Some fear that the country is being stripped bare, but are at a loss on what to do about it.
"What can you do?" the Spanish Club's manager, Manuel Santos, said with a shrug after the railings were wrenched from the building's graceful facade. "There really is no way to stop these people."
Since Argentina devalued its currency in December 2001, bronze and other metals have become coveted contraband for people desperate for cash.
Even the capital's imposing white Obelisk -- a stone spire similar to the Washington Monument -- fell victim, with thieves prying off several bronze shields adorning its base.
"All of a sudden, we have these crimes," said Juan Iriarte, 30, standing in the shadow of the Obelisk. "We used to be a rich country and now we have hit bottom."
Officials in Buenos Aires, a city of 13 million people, are particularly concerned about the theft of statues like those honoring France's Marie Curie, Chilean poet Gabriela Mistral and Argentine patriot Domingo Sarmiento.
"The monuments weren't constructed to withstand this onslaught," said Eduardo Malis, director of the city agency that maintains parks and statues.
Argentina's two leading telephone companies say thieves stole 97,000 miles of copper wiring last year. At times, whole neighborhoods, police stations and hospitals have suddenly found their phones dead after overhead lines were taken.
"When poverty leads to crime, you know the situation is grave and that respect for rules has been lost," said Pablo Talamoni, spokesman for one phone company, French-owned Telecom.
On the black market, stolen scrap metal garners 15 cents to $1 a pound, far below what it costs government and industry to replace it.
Officials in the capital say they are beefing up police patrols to safeguard statues and increasing investigations of suspected traders in scrap metal.
But experts say crime is a deep problem, arising from the widening class disparities and a more general lack of respect for law among Argentines.
The thefts are only part of a crime wave gripping Argentina. Extortion kidnappings, armed robberies and shootouts in the streets have become common in a country once touted as Latin America's safest.
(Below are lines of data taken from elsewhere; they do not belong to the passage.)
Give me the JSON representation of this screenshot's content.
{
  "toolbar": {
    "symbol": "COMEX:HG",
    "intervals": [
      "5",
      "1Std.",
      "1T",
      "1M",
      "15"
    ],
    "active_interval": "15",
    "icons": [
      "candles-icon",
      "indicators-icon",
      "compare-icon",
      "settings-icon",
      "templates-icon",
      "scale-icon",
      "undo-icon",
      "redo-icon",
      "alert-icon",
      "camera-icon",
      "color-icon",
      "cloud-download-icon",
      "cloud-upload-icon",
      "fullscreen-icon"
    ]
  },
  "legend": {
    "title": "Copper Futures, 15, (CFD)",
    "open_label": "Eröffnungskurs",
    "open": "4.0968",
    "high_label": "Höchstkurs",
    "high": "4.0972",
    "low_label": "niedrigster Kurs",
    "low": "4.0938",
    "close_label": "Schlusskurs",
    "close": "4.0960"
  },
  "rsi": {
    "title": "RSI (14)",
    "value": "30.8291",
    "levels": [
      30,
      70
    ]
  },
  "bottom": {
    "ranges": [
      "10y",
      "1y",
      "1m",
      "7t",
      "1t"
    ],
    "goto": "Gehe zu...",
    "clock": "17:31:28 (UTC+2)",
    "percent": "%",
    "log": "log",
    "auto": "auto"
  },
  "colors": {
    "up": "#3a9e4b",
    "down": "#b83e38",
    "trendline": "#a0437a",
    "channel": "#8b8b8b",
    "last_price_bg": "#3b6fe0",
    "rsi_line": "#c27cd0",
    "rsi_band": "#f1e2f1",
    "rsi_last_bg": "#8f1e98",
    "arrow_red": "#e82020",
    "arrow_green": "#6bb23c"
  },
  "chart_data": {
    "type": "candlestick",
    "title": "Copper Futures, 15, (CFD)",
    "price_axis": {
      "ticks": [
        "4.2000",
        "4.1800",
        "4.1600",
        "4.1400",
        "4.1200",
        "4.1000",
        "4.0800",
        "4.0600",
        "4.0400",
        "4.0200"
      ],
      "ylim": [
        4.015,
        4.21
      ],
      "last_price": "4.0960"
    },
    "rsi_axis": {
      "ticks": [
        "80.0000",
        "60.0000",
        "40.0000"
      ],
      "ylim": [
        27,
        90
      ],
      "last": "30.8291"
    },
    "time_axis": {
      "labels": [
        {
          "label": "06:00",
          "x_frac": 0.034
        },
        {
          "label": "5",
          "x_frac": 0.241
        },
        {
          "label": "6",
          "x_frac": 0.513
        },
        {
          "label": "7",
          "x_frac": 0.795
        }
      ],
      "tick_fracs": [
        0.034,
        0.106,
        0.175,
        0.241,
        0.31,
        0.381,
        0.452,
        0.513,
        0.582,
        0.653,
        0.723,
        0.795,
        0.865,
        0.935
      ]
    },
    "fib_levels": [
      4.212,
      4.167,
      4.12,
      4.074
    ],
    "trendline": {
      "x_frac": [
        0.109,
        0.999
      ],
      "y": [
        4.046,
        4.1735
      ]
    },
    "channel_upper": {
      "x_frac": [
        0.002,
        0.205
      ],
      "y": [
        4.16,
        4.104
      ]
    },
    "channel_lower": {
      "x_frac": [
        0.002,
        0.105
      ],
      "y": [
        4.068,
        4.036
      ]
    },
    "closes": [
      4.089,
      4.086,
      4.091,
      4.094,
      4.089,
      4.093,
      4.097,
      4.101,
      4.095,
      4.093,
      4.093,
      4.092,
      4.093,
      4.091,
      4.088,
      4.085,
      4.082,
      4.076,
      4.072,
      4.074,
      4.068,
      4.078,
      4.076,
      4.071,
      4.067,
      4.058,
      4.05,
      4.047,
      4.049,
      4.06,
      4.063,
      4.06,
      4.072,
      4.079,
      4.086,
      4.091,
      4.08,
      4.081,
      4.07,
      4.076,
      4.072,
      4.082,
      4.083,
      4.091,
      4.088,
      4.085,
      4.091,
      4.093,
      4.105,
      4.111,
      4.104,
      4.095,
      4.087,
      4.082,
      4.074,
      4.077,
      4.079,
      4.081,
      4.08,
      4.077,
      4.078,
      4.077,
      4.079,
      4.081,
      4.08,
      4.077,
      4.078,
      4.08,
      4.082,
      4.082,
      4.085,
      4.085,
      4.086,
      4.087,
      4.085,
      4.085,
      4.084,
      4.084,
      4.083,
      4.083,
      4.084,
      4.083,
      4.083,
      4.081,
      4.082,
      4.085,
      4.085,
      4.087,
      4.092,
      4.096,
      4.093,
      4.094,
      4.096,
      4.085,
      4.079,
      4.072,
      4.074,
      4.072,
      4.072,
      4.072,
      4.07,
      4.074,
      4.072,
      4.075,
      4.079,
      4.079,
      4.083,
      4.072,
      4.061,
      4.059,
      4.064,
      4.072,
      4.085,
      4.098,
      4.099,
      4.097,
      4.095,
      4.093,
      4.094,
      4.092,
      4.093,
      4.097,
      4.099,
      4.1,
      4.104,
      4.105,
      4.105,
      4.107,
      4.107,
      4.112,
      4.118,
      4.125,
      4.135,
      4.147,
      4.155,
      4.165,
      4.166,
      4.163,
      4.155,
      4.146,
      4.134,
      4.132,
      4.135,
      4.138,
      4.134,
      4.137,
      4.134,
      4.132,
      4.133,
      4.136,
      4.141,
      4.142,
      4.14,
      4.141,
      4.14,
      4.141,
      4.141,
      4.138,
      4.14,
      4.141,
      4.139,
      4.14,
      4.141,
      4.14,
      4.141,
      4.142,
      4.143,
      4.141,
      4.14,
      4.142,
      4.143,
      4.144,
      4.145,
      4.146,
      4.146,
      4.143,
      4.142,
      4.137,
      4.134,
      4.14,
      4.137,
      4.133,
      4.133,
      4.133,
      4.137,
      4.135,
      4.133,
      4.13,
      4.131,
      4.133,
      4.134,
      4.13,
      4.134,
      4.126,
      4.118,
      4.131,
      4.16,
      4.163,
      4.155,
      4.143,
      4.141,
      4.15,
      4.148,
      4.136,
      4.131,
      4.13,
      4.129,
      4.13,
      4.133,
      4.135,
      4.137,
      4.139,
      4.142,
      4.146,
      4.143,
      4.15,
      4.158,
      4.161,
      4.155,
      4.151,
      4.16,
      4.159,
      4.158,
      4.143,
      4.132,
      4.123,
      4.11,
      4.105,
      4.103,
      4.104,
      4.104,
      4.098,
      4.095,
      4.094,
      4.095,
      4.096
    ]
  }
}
The economic crisis is not the only factor encouraging metal thefts, experts add. They say Argentine laws are lenient on those who steal public property, with short jail terms. And with the courts and prisons overburdened by violent crimes, the prosecution of theft cases gets less attention.
Whatever its roots, the disappearance of national treasures and broad swaths of city infrastructure is disheartening for city leaders.
"These thefts are the product of an economic crisis that has driven certain people to steal just to make a few pesos," Buenos Aires Mayor Anibal Ibarra said in a radio interview. "If this continues, no bronze monument or plaque will be left."